Failure to Monitor and Document Hydration Therapy per Physician Orders
Penalty
Summary
The facility failed to ensure that a resident with severe cognitive impairment and multiple medical conditions, including heart and kidney disease, was consistently monitored and received adequate hydration fluids as ordered by the physician. The resident was observed with an infusion bag for subcutaneous fluids that lacked essential labeling, such as start time, infusion rate, and staff initials. The infusion was administered without a pump to indicate the rate, and there was no documentation on the bag or dressing to verify when the infusion began or who initiated it. Staff interviews revealed uncertainty about the infusion's start time and rate, and the dial flow device was set below the ordered rate. The resident continued to receive fluids at a slower rate than prescribed for two days without a physician's order to do so.
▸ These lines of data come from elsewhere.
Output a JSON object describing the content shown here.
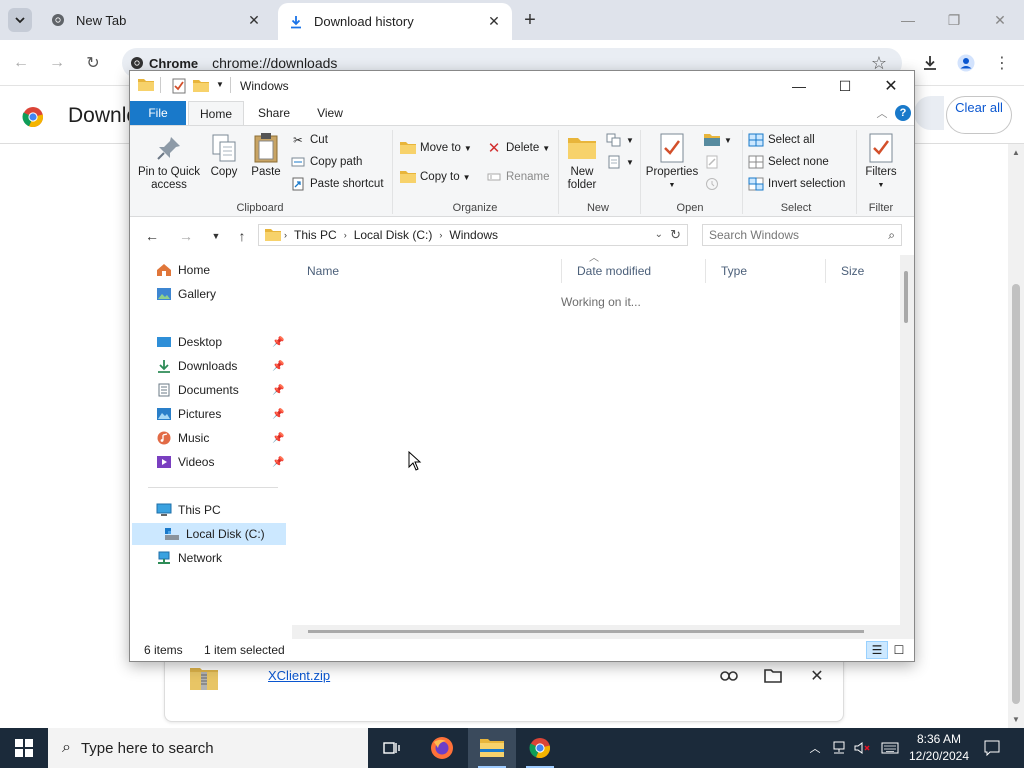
{
  "chrome": {
    "tabs": [
      {
        "label": "New Tab",
        "active": false
      },
      {
        "label": "Download history",
        "active": true
      }
    ],
    "omnibox": {
      "chip": "Chrome",
      "url": "chrome://downloads"
    },
    "downloads_title": "Downloads",
    "clear_all_label": "Clear all",
    "download_item": {
      "file_name": "XClient.zip"
    }
  },
  "explorer": {
    "title": "Windows",
    "ribbon_tabs": [
      "File",
      "Home",
      "Share",
      "View"
    ],
    "clipboard": {
      "pin_label": "Pin to Quick access",
      "copy_label": "Copy",
      "paste_label": "Paste",
      "cut_label": "Cut",
      "copy_path_label": "Copy path",
      "paste_shortcut_label": "Paste shortcut",
      "group_label": "Clipboard"
    },
    "organize": {
      "move_to_label": "Move to",
      "copy_to_label": "Copy to",
      "delete_label": "Delete",
      "rename_label": "Rename",
      "group_label": "Organize"
    },
    "new": {
      "new_folder_label": "New folder",
      "group_label": "New"
    },
    "open": {
      "properties_label": "Properties",
      "group_label": "Open"
    },
    "select": {
      "select_all_label": "Select all",
      "select_none_label": "Select none",
      "invert_label": "Invert selection",
      "group_label": "Select"
    },
    "filter": {
      "filters_label": "Filters",
      "group_label": "Filter"
    },
    "address": {
      "segments": [
        "This PC",
        "Local Disk (C:)",
        "Windows"
      ],
      "search_placeholder": "Search Windows"
    },
    "nav": {
      "home": "Home",
      "gallery": "Gallery",
      "desktop": "Desktop",
      "downloads": "Downloads",
      "documents": "Documents",
      "pictures": "Pictures",
      "music": "Music",
      "videos": "Videos",
      "this_pc": "This PC",
      "local_disk": "Local Disk (C:)",
      "network": "Network"
    },
    "columns": [
      "Name",
      "Date modified",
      "Type",
      "Size"
    ],
    "working_text": "Working on it...",
    "status": {
      "items": "6 items",
      "selected": "1 item selected"
    }
  },
  "taskbar": {
    "search_placeholder": "Type here to search",
    "time": "8:36 AM",
    "date": "12/20/2024"
  },
  "colors": {
    "accent": "#1979ca",
    "taskbar": "#1b2a3a",
    "selection": "#cce8ff",
    "link": "#0b57d0"
  }
}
Review of the resident's medical record confirmed a physician's order for two liters of sodium chloride to be infused subcutaneously at 70 ml/hr for one day. However, staff were unable to confirm compliance with this order due to missing documentation and improper labeling. The Director of Nursing Services acknowledged that nursing staff are expected to document and follow physician orders, but this was not done in this case. The lack of monitoring, documentation, and adherence to physician orders placed the resident at risk for complications related to inadequate hydration.